野球界が考え直さなくてはいけないこと
近鉄バッファローズがオリックスブルーウェーブと合併すると言う話が出たのはもうどれくらい前のことになるのでしょうか。それからlivedoorが近鉄買収に名乗りを上げたかと思えば、近鉄球団首脳は「合併は決まったことだから、買収には応じられない」とつれない返答をして、巨人の渡辺オーナーは「おれが知らない人は入るわけにはいかない。」というなんとも、自分が野球界のすべてを掌握しているかのごとき(まぁ現実はこの人の意志が大きく尊重されていますが…)発言があったり。西武の堤オーナーがした「パリーグではもう一つの合併話も進んでいる」と言う発言から、来年から1リーグに移行かという流れになってきたと思ったら、選手会が合併に待ったをかけ、阪神の野崎社長が来年からの1リーグへの移行に反対を表明し、巨人以外のセリーグ球団がこの意見に同調という流れで今に至っています。
ここで、やっぱり論じなくちゃいけないのが、みんなどこを向いて話しているのかと言うこと。オーナーの人たちは球団を経営していかなくてはならないと言うことから、自分達の利益を中心に放しているし、選手達も「ファンのため」ということを言いながらも、どこかおかしい。やっぱり自分達の首や給料に影響があるからオーナーと対立しているように思えてしまう。
まず、球団のオーナー達について。これまで、一部の球団を除き赤字経営を続けておきながら、何の有効な手立ても打たずにいておいて、ここに来て「経営が…」なんていうのはちょっと変に聞こえてしまう。ならば、こうなる前に何らかの対策を練らなくちゃいけないんじゃなかったの?あるオーナーの意見に従ってばかりいたから、今の事態を招いてしまったのではないかと思ってしまいます。また、近鉄に限って言えば、大阪ドームの使用料も経営を苦しめる原因になっていたけど、ドームにさえすれば観客が増えると思ったのでしょうか。お客さんはやっぱり選手のプレーを見に来るのであって、球状を見に来るわけではない。だから、安易にあちこちでドームを作ってやっているからウチも…なんていう甘い見通しでやってしまったのだったら、あまりにもそのツケは大きいのではないだろうか。前にも書いたけれど、今12球団の首脳陣で野球経営シミュレーションゲームをちゃんと赤字を出さずにプレーできる人っているのだろうか。今、首脳陣が行っている経営は即ゲームオーバーなはずです。
そして、選手。自分達の球団の観客動員数がどれだけあって、球団にどれだけの収入があるのかを知っている選手はどれくらいいるのでしょうか。そして、契約更改の時にその事を念頭において交渉している選手はいるのでしょうか。残念ながら、そういう選手はいないと思われます。成績が上がったら確かに、その対価として年棒を上げて欲しいというのは理解できます。しかし、観客動員数や球団の収入が上がっていなければ、その年棒を上げる分のお金は捻出できないのは自明なはずです。
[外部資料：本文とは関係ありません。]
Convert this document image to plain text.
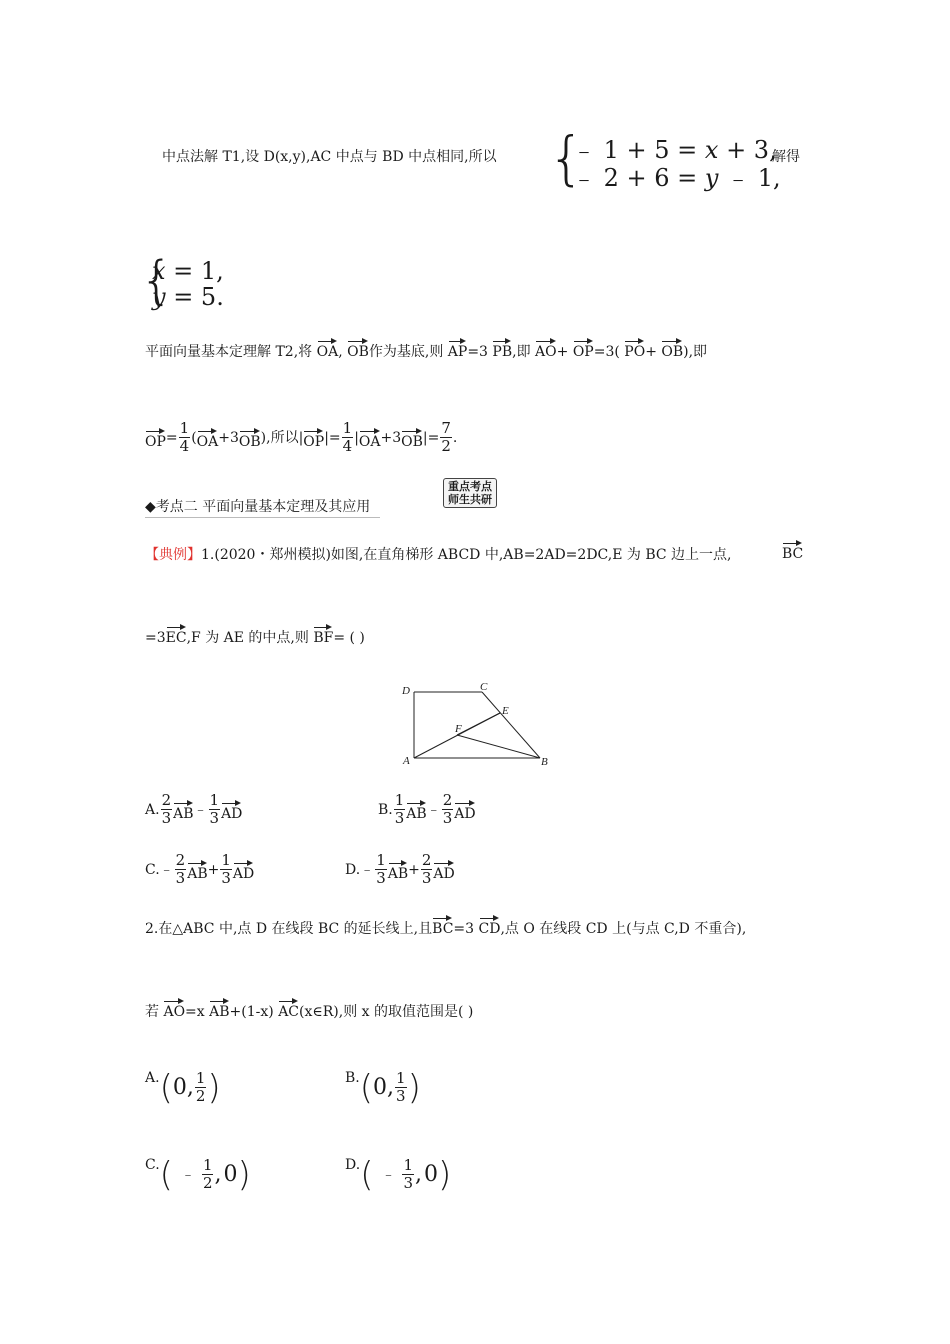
中点法解 T1,设 D(x,y),AC 中点与 BD 中点相同,所以 {
﹣ 1 + 5 = 𝑥 + 3,
﹣ 2 + 6 = 𝑦 ﹣ 1,
解得
{
𝑥 = 1,
𝑦 = 5.
平面向量基本定理解 T2,将 OA, OB作为基底,则 AP=3 PB,即 AO+ OP=3( PO+ OB),即
OP = $\frac{1}{4}$ ( OA +3 OB ),所以| OP |= $\frac{1}{4}$ | OA +3 OB |= $\frac{7}{2}$ .
◆考点二 平面向量基本定理及其应用
重点考点
师生共研
【典例】1.(2020・郑州模拟)如图,在直角梯形 ABCD 中,AB=2AD=2DC,E 为 BC 边上一点,	BC
=3EC,F 为 AE 的中点,则 BF= ( )
D	C
E
F
A	B
A. $\frac{2}{3}$ AB ﹣ $\frac{1}{3}$ AD	B. $\frac{1}{3}$ AB ﹣ $\frac{2}{3}$ AD
C.﹣ $\frac{2}{3}$ AB + $\frac{1}{3}$ AD	D.﹣ $\frac{1}{3}$ AB + $\frac{2}{3}$ AD
2.在△ABC 中,点 D 在线段 BC 的延长线上,且BC=3 CD,点 O 在线段 CD 上(与点 C,D 不重合),
若 AO=x AB+(1-x) AC(x∈R),则 x 的取值范围是( )
A. ( 0, $\frac{1}{2}$ )	B. ( 0, $\frac{1}{3}$ )
C. ( ﹣ $\frac{1}{2}$ , 0 )	D. ( ﹣ $\frac{1}{3}$ , 0 )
言葉は悪いですが、お客さんがこないところで、頑張りました、成績残しました、給料上げてくださいと言うのは、その選手の自己満足であり、プロの発言ではないと思います。そこを考えずに給料を上げないのはけしからんといって、怒り出す選手もいかがなものかと、ウチはどうしても思ってしまうのです。
野球界の現状を考えるとオーナーを始めとする経営陣と選手のどちらが悪いと言うことは決められないと思います。どちらにも改善すべき点はあるので、そこをどうやって双方が折り合いをつけて、まず特定の球団だけが潤ってしまうシステムをどうすれば各球団に利益を振り分けることが出来るのかを考える必要があると思います。アメリカのシステムがすべて優秀だとは思いませんが、アメリカのシステムを学んで、日本式のシステムに変えることは可能だと思います。そうする事によって、それぞれの球団が親会社に頼らずに独立採算が取れるようにしていかないと、野球の球団数は減っていく道しか残されていないと思います。
プロ野球なのですからあくまでもお客さんに来てもらってお金を落としてもらってナンボの世界。
その落としてもらうお金だけでどうやって経営をしていくかを考えるのが、まず野球界がやらなくてはいけないことだとウチは思うのですが…。